2007年11月のロックンロール・レコード

[SIDE 47]  LED ZEPPELIN / LED ZEPPELIN(1969)

間が空いてしまったけどもう1枚ツェッペリンのアルバムを紹介させて欲しい。寄宿学校時代のジョー・ストラマー、いやジョン・メラー少年も当時愛聴したというこのファースト・アルバムだ。これが1番好きかな。
その画期的で新鮮なサウンドはリアルタイムで体験したならばさぞかしショッキングなものだったのではないだろうか、そう思う。クリーム解散に伴い、ブルース・ロックも下火となり誰もがロックの新しい方法論を模索し、来たるべき70年代に想いを馳せていた時代である。そんな時にツェッペリンはブルースを解体したギター・リフと激しく、ヘヴィなリズムでハード・ロックの基本フォーマットとなるサウンドを高らかに鳴らしたのだから。

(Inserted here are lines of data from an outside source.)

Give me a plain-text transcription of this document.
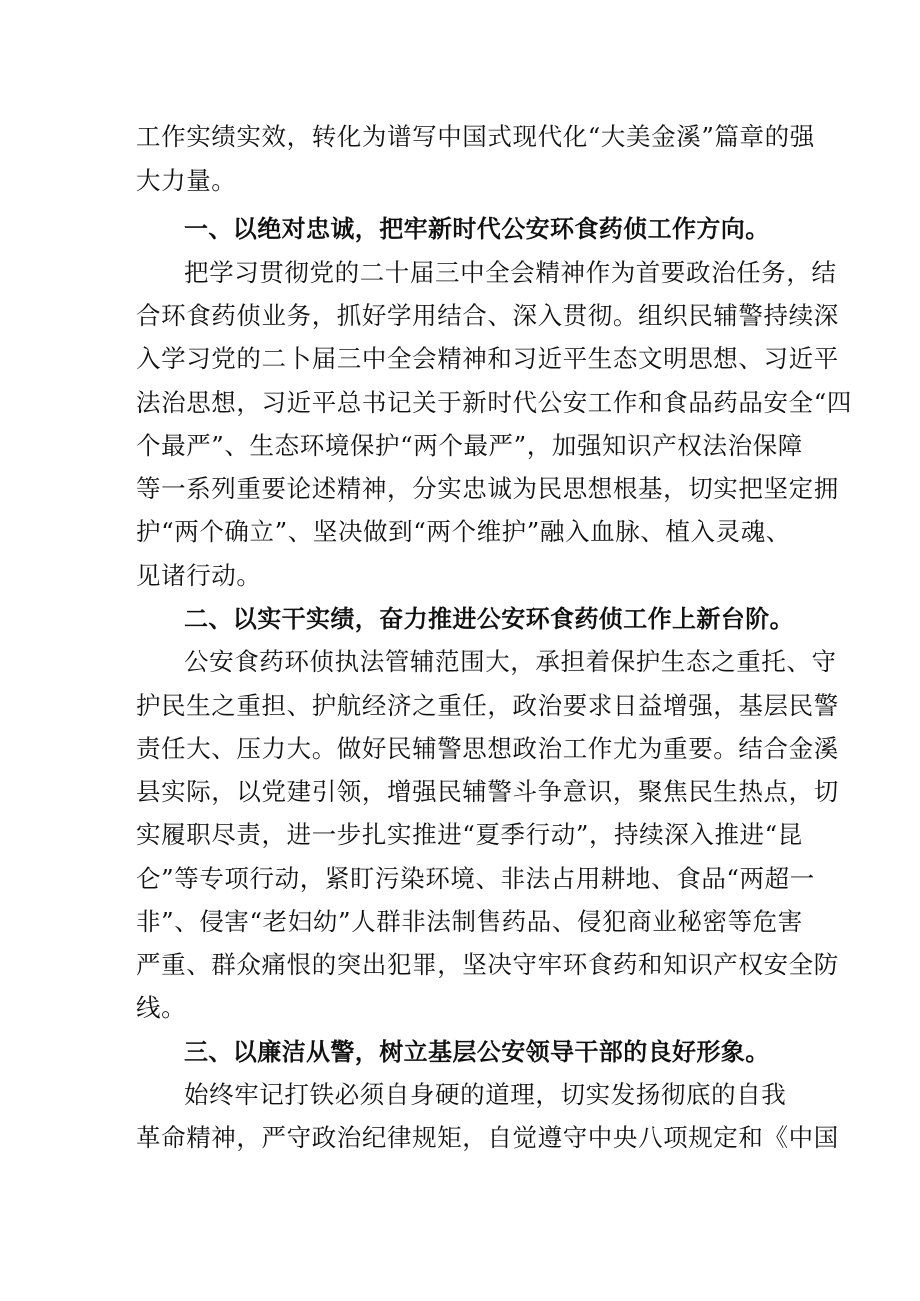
工作实绩实效，转化为谱写中国式现代化“大美金溪”篇章的强
大力量。
一、以绝对忠诚，把牢新时代公安环食药侦工作方向。
把学习贯彻党的二十届三中全会精神作为首要政治任务，结
合环食药侦业务，抓好学用结合、深入贯彻。组织民辅警持续深
入学习党的二卜届三中全会精神和习近平生态文明思想、习近平
法治思想，习近平总书记关于新时代公安工作和食品药品安全“四
个最严”、生态环境保护“两个最严”，加强知识产权法治保障
等一系列重要论述精神，分实忠诚为民思想根基，切实把坚定拥
护“两个确立”、坚决做到“两个维护”融入血脉、植入灵魂、
见诸行动。
二、以实干实绩，奋力推进公安环食药侦工作上新台阶。
公安食药环侦执法管辅范围大，承担着保护生态之重托、守
护民生之重担、护航经济之重任，政治要求日益增强，基层民警
责任大、压力大。做好民辅警思想政治工作尤为重要。结合金溪
县实际，以党建引领，增强民辅警斗争意识，聚焦民生热点，切
实履职尽责，进一步扎实推进“夏季行动”，持续深入推进“昆
仑”等专项行动，紧盯污染环境、非法占用耕地、食品“两超一
非”、侵害“老妇幼”人群非法制售药品、侵犯商业秘密等危害
严重、群众痛恨的突出犯罪，坚决守牢环食药和知识产权安全防
线。
三、以廉洁从警，树立基层公安领导干部的良好形象。
始终牢记打铁必须自身硬的道理，切实发扬彻底的自我
革命精神，严守政治纪律规矩，自觉遵守中央八项规定和《中国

俺も後追いながらこのアルバムに辿り着いて、やっと何故彼らがハード・ロックの王者と呼ばれているのか正しく理解出来たのであった。この1枚目と次の2枚目に於けるゴリ押しのパワー、構築美とそのサウンド構成、煌めく叙情性こそブリティッシュ・ハード・ロックの全てだ。このアルバムに於いてはトレード・マークのマーシャル&レス・ポールは使用されず、以外にもスプロという小型アンプにテレキャスターを繋いで録音されたというジミー・ペイジの独創的なギター、そしてバーミンガム出身の無名の若者ロバート・プラントの超人的なヴォーカルを向こうにまわし、耳を引くのはドラマーの驚異的なプレイである。1曲目の「GOOD TIMES BAD TIMES」のイントロの鳥肌モノのドラム・フィルや「DAZED AND CONFUSED」での怒涛のロール等、ジョン・ボーナムのドラムは最高だ。1980年の彼の死でバンドの歴史は幕を閉じた訳だが、やはりボンゾのドラミングこそがツェッペリンだったのだと思わずにはいられない。彼以外のメンバーなど考えられないと迷わず解散を選んだメンバーもエライ、70年代を共に築き上げて来たその絆は堅かったという事だろう。

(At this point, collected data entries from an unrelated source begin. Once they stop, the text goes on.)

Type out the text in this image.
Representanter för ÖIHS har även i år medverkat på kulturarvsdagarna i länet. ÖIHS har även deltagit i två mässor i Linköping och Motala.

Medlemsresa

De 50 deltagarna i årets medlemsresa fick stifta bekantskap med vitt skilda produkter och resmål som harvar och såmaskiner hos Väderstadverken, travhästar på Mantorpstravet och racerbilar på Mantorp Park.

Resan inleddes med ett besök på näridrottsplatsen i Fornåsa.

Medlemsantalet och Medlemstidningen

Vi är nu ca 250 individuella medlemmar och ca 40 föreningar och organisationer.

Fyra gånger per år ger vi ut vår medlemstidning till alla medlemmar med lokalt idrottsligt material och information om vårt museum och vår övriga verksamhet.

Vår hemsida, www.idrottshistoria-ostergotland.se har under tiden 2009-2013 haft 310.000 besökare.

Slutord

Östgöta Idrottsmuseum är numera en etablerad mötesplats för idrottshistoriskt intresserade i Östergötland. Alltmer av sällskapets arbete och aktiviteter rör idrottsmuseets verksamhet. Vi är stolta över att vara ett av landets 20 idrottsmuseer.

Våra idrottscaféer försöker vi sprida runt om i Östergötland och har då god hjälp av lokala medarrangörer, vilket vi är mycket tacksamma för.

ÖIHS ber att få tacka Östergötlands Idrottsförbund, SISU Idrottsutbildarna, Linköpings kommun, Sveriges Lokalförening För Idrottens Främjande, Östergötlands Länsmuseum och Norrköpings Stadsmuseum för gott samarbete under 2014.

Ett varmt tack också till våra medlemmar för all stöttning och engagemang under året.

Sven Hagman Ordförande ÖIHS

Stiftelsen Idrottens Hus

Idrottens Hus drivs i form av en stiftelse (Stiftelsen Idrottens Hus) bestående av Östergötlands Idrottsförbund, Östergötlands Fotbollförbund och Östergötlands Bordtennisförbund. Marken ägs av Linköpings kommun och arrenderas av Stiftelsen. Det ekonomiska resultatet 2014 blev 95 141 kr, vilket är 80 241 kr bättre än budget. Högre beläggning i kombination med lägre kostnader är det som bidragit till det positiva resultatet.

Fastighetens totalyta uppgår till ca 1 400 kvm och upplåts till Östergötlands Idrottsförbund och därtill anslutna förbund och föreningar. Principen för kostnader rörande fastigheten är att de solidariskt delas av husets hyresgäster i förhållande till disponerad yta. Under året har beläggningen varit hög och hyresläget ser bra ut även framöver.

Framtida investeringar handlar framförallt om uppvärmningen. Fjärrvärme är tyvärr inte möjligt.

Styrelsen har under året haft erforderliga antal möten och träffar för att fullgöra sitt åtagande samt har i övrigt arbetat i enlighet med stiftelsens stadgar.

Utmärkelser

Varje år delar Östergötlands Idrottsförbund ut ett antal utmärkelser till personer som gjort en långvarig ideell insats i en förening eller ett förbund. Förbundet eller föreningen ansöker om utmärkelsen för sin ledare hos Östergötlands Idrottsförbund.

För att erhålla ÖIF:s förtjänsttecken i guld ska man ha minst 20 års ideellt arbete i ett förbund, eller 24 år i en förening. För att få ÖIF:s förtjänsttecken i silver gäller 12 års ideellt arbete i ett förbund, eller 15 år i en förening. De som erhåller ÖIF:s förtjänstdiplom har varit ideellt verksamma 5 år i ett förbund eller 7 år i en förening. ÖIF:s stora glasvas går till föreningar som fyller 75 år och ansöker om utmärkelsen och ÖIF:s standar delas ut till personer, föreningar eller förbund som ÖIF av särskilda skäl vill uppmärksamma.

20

ハナシは飛んでしまったが、この度ボンゾの息子ジェイソン・ボーナムをドラマーに迎え再結成を果たす、カヴァーデイル・ペイジもペイジ・プラントも勿論見に行ったが、レッド・ツェッペリンをいよいよ見られるのだろうか、ニュー・アルバムも期待出来そうだしね。
彼らは結成当初ハード・ロックで行くか、バッファロー・スプリングフィールドの様なアコースティック路線で行くか迷っていたというエピソードがある。そのためかハード・ロックだけどアコースティック・ギターをフィーチャーした楽曲が驚くほど多い。そこがまた彼らの個性でもあった。バッファロー・スプリングフィールドについては俺も後に大ファンになって(特にセカンドは名盤!)今でも愛聴しているが、やはりアコースティック・オンリーのバンドではなく、ツェッペリンと同じく様々な要素を取り入れた素晴らしいバンドだった。音作りのセンスの良さ等、影響の大きさも伺えるものだ。

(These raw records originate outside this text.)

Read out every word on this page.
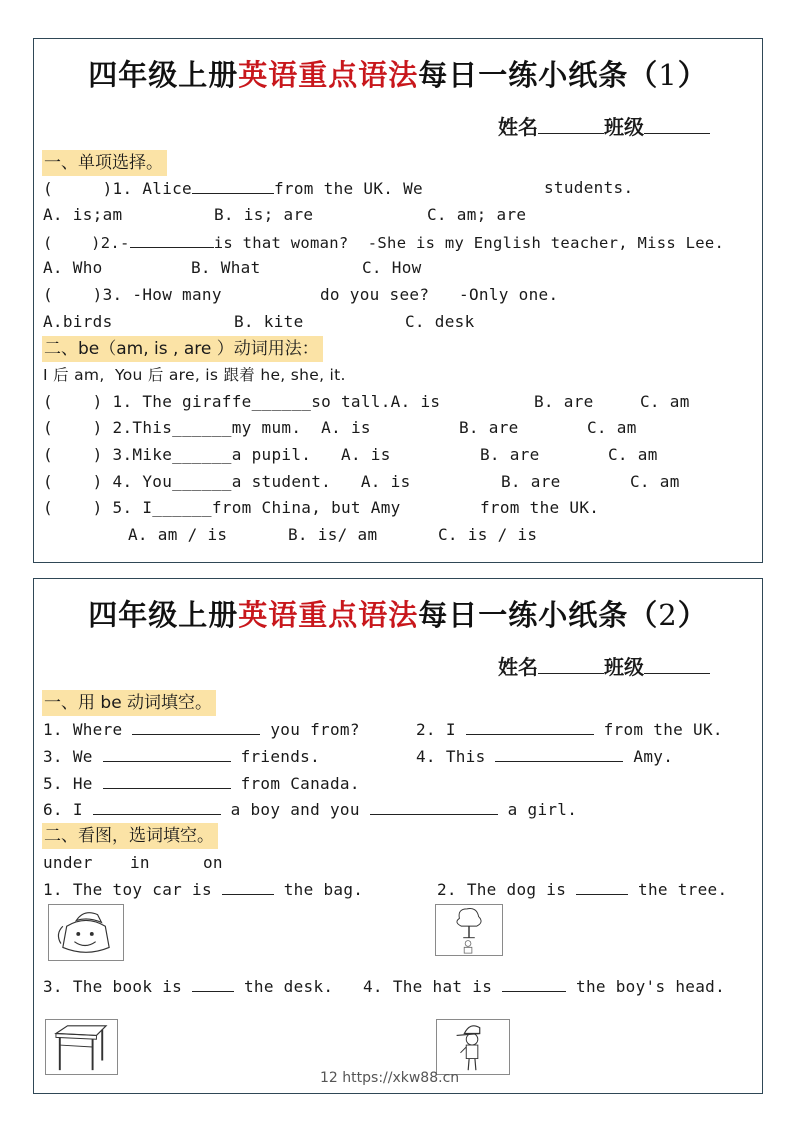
四年级上册英语重点语法每日一练小纸条（1）
姓名	班级
一、单项选择。
(     )1. Alice	from the UK. We	students.
A. is;am	B. is; are	C. am; are
(    )2.-	is that woman?  -She is my English teacher, Miss Lee.
A. Who	B. What	C. How
(    )3. -How many	do you see?   -Only one.
A.birds	B. kite	C. desk
二、be（am, is , are ）动词用法：
I 后 am,  You 后 are, is 跟着 he, she, it.
(    ) 1. The giraffe______so tall.A. is	B. are	C. am
(    ) 2.This______my mum.  A. is	B. are	C. am
(    ) 3.Mike______a pupil.   A. is	B. are	C. am
(    ) 4. You______a student.   A. is	B. are	C. am
(    ) 5. I______from China, but Amy	from the UK.
A. am / is	B. is/ am	C. is / is
四年级上册英语重点语法每日一练小纸条（2）
姓名	班级
一、用 be 动词填空。
1. Where	you from?	2. I	from the UK.
3. We	friends.	4. This	Amy.
5. He	from Canada.
6. I	a boy and you	a girl.
二、看图，选词填空。
under in	on
1. The toy car is	the bag.	2. The dog is	the tree.
3. The book is	the desk. 4. The hat is	the boy's head.
12 https://xkw88.cn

覚えているけど 中3の時に西新宿の輸入盤屋でジミー・ペイジのポスターを買った。あの有名なダブル・ネック・SGを頭の辺りまで高く掲げたポーズのそのポスター、俺のお気に入りでずっと実家の部屋に貼っていた。その後家を出て1人暮らしをするようになってからも、引越しをするたびにいつもアパートの部屋の何処かに(トイレとかさ)クラッシュやストーンズ等と共に飾られていたっけ。いよいよボロボロになって何年か前の引越しの時に捨ててしまったけど、ジミー・ペイジは常に俺のギター・ヒーローの1人だったのだよ。
PS.写真は1978年夏頃、自宅にて。手作りのステンシルでジミー・ペイジのシンボル・マークをスプレー・ペイントした練習用ギター・アンプはまだ実家にある筈。高2かぁ…そんなに笑うなよっ、俺にもこんな少年時代があったんだからさ。